Cette foi, qui m’attend au bord de mon tombeau,
Hélas ! il m’en souvient, plana sur mon berceau.
De la terre promise immortel héritage,
Les pères à leurs fils l’ont transmis d’âge en âge.
Notre esprit la reçoit à son premier réveil,
Comme les dons d’en haut, la vie et le soleil ;
Comme le lait de l’âme, en ouvrant la paupière,
Elle a coulé pour nous, des lèvres d’une mère ;
Elle a pénétré l’homme en sa tendre saison ;
Son flambeau dans les cœurs précéda la raison.
L’enfant, en essayant sa première parole,
Balbutie au berceau son sublime symbole,
Et, sous l’œil maternel germant à son insu,
Il la sent dans son cœur croître avec la vertu.
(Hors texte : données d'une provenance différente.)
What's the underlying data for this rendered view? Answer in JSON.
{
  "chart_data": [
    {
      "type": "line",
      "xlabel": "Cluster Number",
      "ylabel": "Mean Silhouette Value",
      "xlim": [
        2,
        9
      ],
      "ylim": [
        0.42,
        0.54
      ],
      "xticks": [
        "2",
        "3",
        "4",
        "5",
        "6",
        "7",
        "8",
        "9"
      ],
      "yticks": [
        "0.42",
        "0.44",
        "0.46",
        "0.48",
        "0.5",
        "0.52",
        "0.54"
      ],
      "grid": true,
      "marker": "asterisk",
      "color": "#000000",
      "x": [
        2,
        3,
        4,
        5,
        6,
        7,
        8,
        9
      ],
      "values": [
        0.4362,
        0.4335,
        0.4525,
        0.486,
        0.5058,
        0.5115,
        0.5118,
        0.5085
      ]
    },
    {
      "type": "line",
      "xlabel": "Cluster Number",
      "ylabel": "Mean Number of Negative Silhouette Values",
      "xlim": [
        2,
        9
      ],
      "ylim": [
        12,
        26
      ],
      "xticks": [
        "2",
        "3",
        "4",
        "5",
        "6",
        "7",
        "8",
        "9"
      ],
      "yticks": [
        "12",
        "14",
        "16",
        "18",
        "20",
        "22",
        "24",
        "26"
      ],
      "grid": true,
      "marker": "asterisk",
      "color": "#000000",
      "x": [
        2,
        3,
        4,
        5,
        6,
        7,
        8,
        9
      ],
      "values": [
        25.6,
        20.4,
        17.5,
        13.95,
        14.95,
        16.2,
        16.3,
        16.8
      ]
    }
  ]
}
Ah ! si la vérité fut faite pour la terre,
Sans doute elle a reçu ce simple caractère ;
Sans doute dès l’enfance offerte à nos regards,
Dans l’esprit par les sens entrant de toutes parts,
Comme les purs rayons de la céleste flamme
Elle a dû dès l’aurore environner notre âme,
De l’esprit par l’amour descendre dans les cœurs,
S’unir au souvenir, se fondre dans les mœurs ;
Ainsi qu’un grain fécond que l’hiver couvre encore ;
Dans notre sein long-temps germer avant d’éclore,
Et quand l’homme a passé son orageux été,
Donner son fruit divin pour l’immortalité.
Soleil mystérieux ! flambeau d’une autre sphère,
Prête à mes yeux mourants ta mystique lumière !
Pars du sein du Très-Haut, rayon consolateur !
Astre vivifiant, lève-toi dans mon cœur !
Hélas ! je n’ai que toi ; dans mes heures funèbres,
Ma raison qui pâlit m’abandonne aux ténèbres ;
Cette raison superbe, insuffisant flambeau,
S’éteint comme la vie aux portes du tombeau.
Viens donc la remplacer, ô céleste lumière !
Viens d’un jour sans nuage inonder ma paupière ;
Tiens-moi lieu du soleil que je ne dois plus voir,
Et brille à l’horizon comme l’astre du soir.